The brother of slain political leader Jose Francisco Ruiz Massieu has charged that conservative politicians working with drug traffickers were responsible for the assassination, and that other similar crimes are planned for the future (Sallie Hughes, "Politicians and Drug Lords Said to Have Plotted Mexican Assassination," Washington Post, Oct. 7, 1994, p. A27; Tod Robberson, "A Mystery Rocks Mexico," Washington Post, Nov. 20, 1994, p. A1).

Mario Ruiz Massieu, who is also a deputy attorney general and the government's prosecutor in the case, said the killing of his brother "was a strictly political affair with the help or with the financing of drug traffickers." Jose Ruiz was the secretary general of the Institutional Revolutionary Party (PRI) and worked for political reform and the dismantling of narcotics syndicates.

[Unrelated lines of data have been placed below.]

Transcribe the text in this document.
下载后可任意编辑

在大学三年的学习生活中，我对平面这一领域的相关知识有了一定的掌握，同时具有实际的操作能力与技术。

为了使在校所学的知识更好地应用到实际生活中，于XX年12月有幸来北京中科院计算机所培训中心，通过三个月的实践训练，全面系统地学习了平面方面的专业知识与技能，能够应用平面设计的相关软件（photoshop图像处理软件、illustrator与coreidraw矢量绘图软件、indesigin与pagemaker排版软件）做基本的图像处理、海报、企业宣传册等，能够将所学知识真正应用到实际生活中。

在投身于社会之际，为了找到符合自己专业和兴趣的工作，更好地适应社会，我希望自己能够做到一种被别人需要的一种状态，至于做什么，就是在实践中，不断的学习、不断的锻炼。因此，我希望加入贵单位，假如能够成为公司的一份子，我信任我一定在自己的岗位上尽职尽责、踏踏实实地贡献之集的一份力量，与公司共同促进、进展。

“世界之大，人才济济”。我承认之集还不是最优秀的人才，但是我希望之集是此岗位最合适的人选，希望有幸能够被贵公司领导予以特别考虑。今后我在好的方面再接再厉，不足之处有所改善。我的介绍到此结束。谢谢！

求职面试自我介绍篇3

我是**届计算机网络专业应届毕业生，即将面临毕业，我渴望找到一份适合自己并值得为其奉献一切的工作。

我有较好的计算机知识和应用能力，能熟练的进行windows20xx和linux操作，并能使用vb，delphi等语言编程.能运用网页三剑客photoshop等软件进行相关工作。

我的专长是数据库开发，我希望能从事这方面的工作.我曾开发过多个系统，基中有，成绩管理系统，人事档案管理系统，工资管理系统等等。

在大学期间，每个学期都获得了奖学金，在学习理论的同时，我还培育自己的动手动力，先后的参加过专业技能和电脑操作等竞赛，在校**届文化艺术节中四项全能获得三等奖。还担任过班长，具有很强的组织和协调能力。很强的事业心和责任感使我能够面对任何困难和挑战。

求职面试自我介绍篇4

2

Jose Ruiz was killed Sept. 28 when he was shot in a Mexico City street. Just weeks before, he had ordered the shutdown of the Gulf of Mexico drug cartel based in Tamaulipas.

The gunman was identified as Daniel Aguilar Trevino, a Tamaulipas resident, but the investigation soon mushroomed. There are now 12 people charged in the conspiracy to kill Jose Ruiz, and Mario Ruiz says he believes at least three others were involved.

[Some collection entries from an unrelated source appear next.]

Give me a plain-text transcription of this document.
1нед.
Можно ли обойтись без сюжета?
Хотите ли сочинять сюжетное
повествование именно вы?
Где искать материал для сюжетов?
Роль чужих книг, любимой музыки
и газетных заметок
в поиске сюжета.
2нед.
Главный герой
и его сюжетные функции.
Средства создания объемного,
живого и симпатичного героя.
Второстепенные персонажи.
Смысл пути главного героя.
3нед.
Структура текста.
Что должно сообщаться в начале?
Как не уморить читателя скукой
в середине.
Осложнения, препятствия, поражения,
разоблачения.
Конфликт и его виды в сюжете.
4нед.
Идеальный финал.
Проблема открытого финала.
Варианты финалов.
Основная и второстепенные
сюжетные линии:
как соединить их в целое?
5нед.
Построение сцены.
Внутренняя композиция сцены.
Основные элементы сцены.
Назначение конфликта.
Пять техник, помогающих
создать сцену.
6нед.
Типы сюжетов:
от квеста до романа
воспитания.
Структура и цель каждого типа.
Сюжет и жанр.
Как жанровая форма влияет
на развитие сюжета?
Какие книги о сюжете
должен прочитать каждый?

"I believe drug traffickers have used a group of resentful or archaic politicians who don't want change or modernization of political life," Mario Ruiz said. "They have used them, and they have financed this operation and future operations that could have taken place."

Other government officials have expressed their belief that Jose Ruiz's death was a warning to reform politicians to not interfere in the business of drug traffickers and gun runners.

This killing was the second of a major reform politician in Mexico this year. Presidential candidate Luis Donaldo Colosio was assassinated at a rally in Tijuana on March 23.